Verzekeraars kunnen ook de samenstelling van hun beleggingsportefeuille aanpassen, met het oog op een hoger rendement. “In aandelen investeren wordt in de nieuwe Solvency II-regelgeving bestraft met hogere kapitaalvereisten, en is dus geen optie. Beleggen in vastgoed biedt wel een alternatief. Het rendement ligt hoger dan dat van staatsobligaties, terwijl de risico’s beperkt blijven.”

Swaptions

Sommige verzekeraars hebben zich tegen de renterisico’s ingedekt via swaptions. Dat zijn opties die het recht geven om de vaste langetermijnrente van obligaties te swappen tegen een variabele rente op korte termijn. Maar dergelijke producten hebben een behoorlijke prijs, wat dan weer drukt op het rendement.

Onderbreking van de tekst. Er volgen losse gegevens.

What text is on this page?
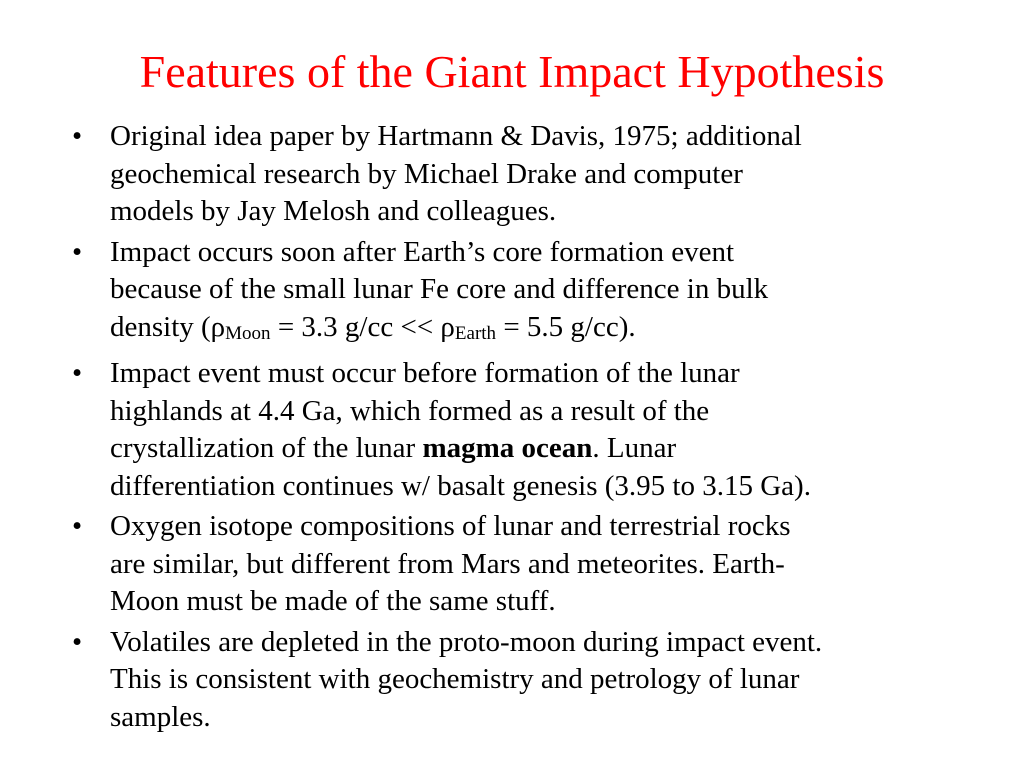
Features of the Giant Impact Hypothesis
• Original idea paper by Hartmann & Davis, 1975; additional
geochemical research by Michael Drake and computer
models by Jay Melosh and colleagues.
• Impact occurs soon after Earth’s core formation event
because of the small lunar Fe core and difference in bulk
density (ρMoon = 3.3 g/cc << ρEarth = 5.5 g/cc).
• Impact event must occur before formation of the lunar
highlands at 4.4 Ga, which formed as a result of the
crystallization of the lunar magma ocean. Lunar
differentiation continues w/ basalt genesis (3.95 to 3.15 Ga).
• Oxygen isotope compositions of lunar and terrestrial rocks
are similar, but different from Mars and meteorites. Earth-
Moon must be made of the same stuff.
• Volatiles are depleted in the proto-moon during impact event.
This is consistent with geochemistry and petrology of lunar
samples.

De Nationale Bank raadt de verzekeringsmaatschappijen in elk geval aan voorzichtig om te springen met de omvangrijke niet-gerealiseerde winsten die ze nog hebben op hun obligatieportefeuilles. Meer dan 85 procent van de overheidsobligaties in portefeuille heeft nog een coupon van minstens 3 procent. De papieren winst daarop zou niet ingezet mogen worden om de winstuitkeringen aan polis- of aandeelhouders op korte termijn te ondersteunen, vindt de NBB. Beter is om ze aan te houden als buffer voor de komende jaren. Voor het geval de lage rente op middellange termijn aanhoudt.